Dourados, 4 de março de 2026
Suzano inicia operação de fábrica de ácido sulfúrico em Ribas do Pardo

Suzano inicia operação de fábrica de ácido sulfúrico em Ribas do Pardo

A Suzano, maior produtora mundial de celulose, começou em janeiro a operação de sua nova fábrica de ácido sulfúrico na Unidade Ribas do Rio Pardo (MS).
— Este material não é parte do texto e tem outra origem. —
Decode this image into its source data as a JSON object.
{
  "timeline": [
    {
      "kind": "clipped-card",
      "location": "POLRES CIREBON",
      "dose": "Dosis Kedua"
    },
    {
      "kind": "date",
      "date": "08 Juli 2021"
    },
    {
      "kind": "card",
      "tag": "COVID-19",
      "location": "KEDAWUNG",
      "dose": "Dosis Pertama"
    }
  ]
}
Essa unidade, em funcionamento desde julho de 2024, se destaca por ser a segunda no mundo a implementar a tecnologia de reaproveitamento de Gases Não Condensáveis Concentrados (GNCC) na produção de celulose.

A nova planta alcançou sua capacidade máxima em apenas nove dias e atingiu a especificação desejada do produto em 22 dias. A produção de ácido sulfúrico traz importantes benefícios operacionais e ambientais, como autossuficiência, diminuição do tráfego rodoviário, otimização energética e redução de custos. O ácido produzido é essencial para a fabricação de dióxido de cloro, utilizado no branqueamento da celulose, além de ser importante para o tratamento de água e efluentes.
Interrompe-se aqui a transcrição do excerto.